At an overseas education consultancy in the Indian capital, Delhi, students sit with their parents, flipping through brochures from universities in Italy, Germany, and Australia. But one destination, once the top choice, is now largely absent.
Until 2023, most of our applications were for Canada, says Shobhit Anand, who runs the consultancy, which helps students navigate the admission process, including visa applications. Now, he says they have seen a drop of nearly 80%.
People don't want to apply to Canada anymore. We are also seeing a very high visa rejection rate. According to a report submitted by Canada's auditor general to parliament last month, the share of Indians in the country's incoming international student population was just 8.1% in September 2025 - a sharp drop from 51.6% in 2023.
There are a number of reasons: visa and immigration restrictions, high living costs, and, in 2023, a diplomatic crisis that damaged ties between the two countries (the situation is better now).
For years, Canada held a strong appeal for middle-class Indian families. Its private colleges offered a seemingly reliable pathway - even for average students - to study abroad and eventually settle there.
The route was mostly straightforward: enrol in a two- or three-year vocational course, find a job after graduation, and, within a few years, apply for permanent residency. The process typically took around five years, experts say. It worked - until it didn't.
The shift has been driven by a mix of policy changes and economic pressures. In early 2024, Canada announced a two-year restriction on how many international students could be admitted to its undergraduate and diploma programmes, capping it at around 350,000 study permits per year (postgraduate courses were unaffected).
This was a big blow for many Indian students. At the same time, living costs surged, and jobs became harder to find. Rents climbed sharply across major cities, while financial requirements tightened. The Guaranteed Investment Certificate (GIC) - proof of funds required to study and live in Canada - was doubled from C$10,000 ($7,227; £5,378) to more than C$20,000 in 2024.

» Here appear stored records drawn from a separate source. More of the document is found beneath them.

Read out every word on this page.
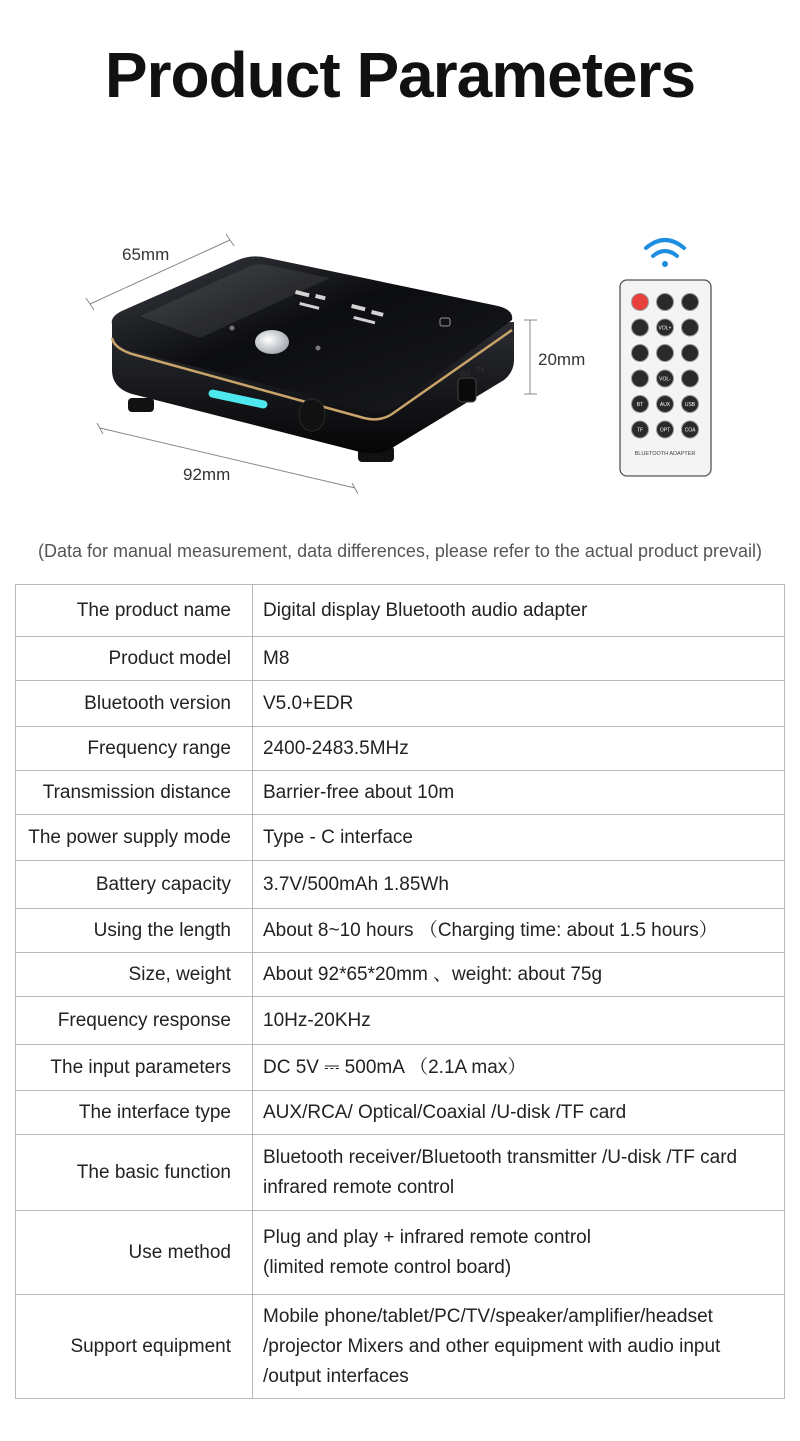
Product Parameters
RX
TX
VOL+
VOL-
BT	AUX	USB
TF	OPT	COA
BLUETOOTH ADAPTER
65mm
20mm
92mm

(Data for manual measurement, data differences, please refer to the actual product prevail)

The product name	Digital display Bluetooth audio adapter
Product model	M8
Bluetooth version	V5.0+EDR
Frequency range	2400-2483.5MHz
Transmission distance	Barrier-free about 10m
The power supply mode	Type - C interface
Battery capacity	3.7V/500mAh 1.85Wh
Using the length	About 8~10 hours （Charging time: about 1.5 hours）
Size, weight	About 92*65*20mm 、weight: about 75g
Frequency response	10Hz-20KHz
The input parameters	DC 5V ⎓ 500mA （2.1A max）
The interface type	AUX/RCA/ Optical/Coaxial /U-disk /TF card
The basic function	Bluetooth receiver/Bluetooth transmitter /U-disk /TF card
infrared remote control

Use method	Plug and play + infrared remote control
(limited remote control board)

Support equipment	Mobile phone/tablet/PC/TV/speaker/amplifier/headset
/projector Mixers and other equipment with audio input
/output interfaces
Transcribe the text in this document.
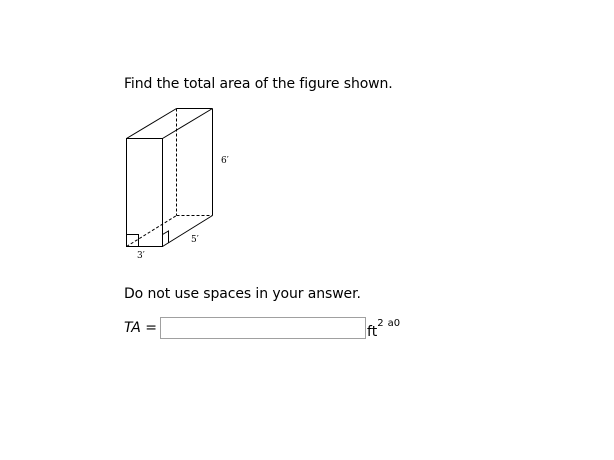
Find the total area of the figure shown.
6′
5′
3′
Do not use spaces in your answer.
TA =	$ft^2$ $^{a0}$
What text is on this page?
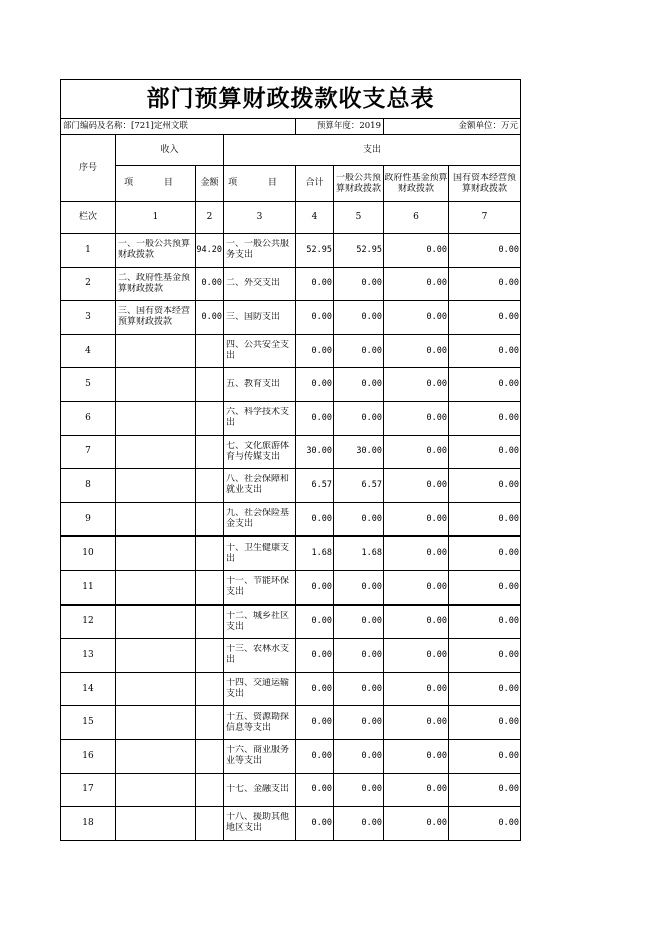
部门预算财政拨款收支总表							
部门编码及名称：[721]定州文联				预算年度：2019		金额单位：万元	
序号	收入		支出				
	项 目	金额	项 目	合计	一般公共预算财政拨款	政府性基金预算财政拨款	国有资本经营预算财政拨款

栏次	1	2	3	4	5	6	7
1	一、一般公共预算财政拨款	94.20	一、一般公共服务支出	52.95	52.95	0.00	0.00
2	二、政府性基金预算财政拨款	0.00	二、外交支出	0.00	0.00	0.00	0.00
3	三、国有资本经营预算财政拨款	0.00	三、国防支出	0.00	0.00	0.00	0.00
4			四、公共安全支出	0.00	0.00	0.00	0.00
5			五、教育支出	0.00	0.00	0.00	0.00
6			六、科学技术支出	0.00	0.00	0.00	0.00
7			七、文化旅游体育与传媒支出	30.00	30.00	0.00	0.00
8			八、社会保障和就业支出	6.57	6.57	0.00	0.00
9			九、社会保险基金支出	0.00	0.00	0.00	0.00
10			十、卫生健康支出	1.68	1.68	0.00	0.00
11			十一、节能环保支出	0.00	0.00	0.00	0.00
12			十二、城乡社区支出	0.00	0.00	0.00	0.00
13			十三、农林水支出	0.00	0.00	0.00	0.00
14			十四、交通运输支出	0.00	0.00	0.00	0.00
15			十五、资源勘探信息等支出	0.00	0.00	0.00	0.00
16			十六、商业服务业等支出	0.00	0.00	0.00	0.00
17			十七、金融支出	0.00	0.00	0.00	0.00
18			十八、援助其他地区支出	0.00	0.00	0.00	0.00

As consultants note, getting a study visa has also become harder. Study permit rejections rose from 38% in 2023 to 52% in 2024 in Canada, according to ICEF Monitor, which focuses on international student mobility. In price-sensitive countries like India, where studying abroad depends on careful financial planning, families are now far less willing to take that kind of risk.
So the question has shifted from how to go to Canada to whether to go at all. There's real fear. Even if you get there, can you make it work? Anand says. The Canadian auditor general's report also mentions concerns around a now-scrapped fast-track visa system known as the Student Direct Stream (SDS).
Many private colleges expanded rapidly during what experts describe as the international student boom - a surge in overseas enrolment, particularly after the pandemic, when Canada saw record numbers of foreign students. But many of these institutions offered limited academic value and operated largely as revenue-driven businesses, experts say. As a result, job opportunities failed to keep pace with the growing number of graduates, leaving many students unable to recover the high cost of studying abroad.
For students like Tanishq Khurana, the decision is no longer as straightforward. The 17-year-old had planned to apply last summer, but a conversation with a consultant made him pause. He was told about rising visa rejections and colleges limiting undergraduate admissions. That made him rethink everything.
As diplomatic relations improve, there are signs of hope. Prime Minister Mark Carney visited India earlier this year, accompanied by officials from several top Canadian universities. There are efforts to rebuild relations, including new education partnerships and scholarship initiatives. But for many Indian students, what was once a plan is now a bet.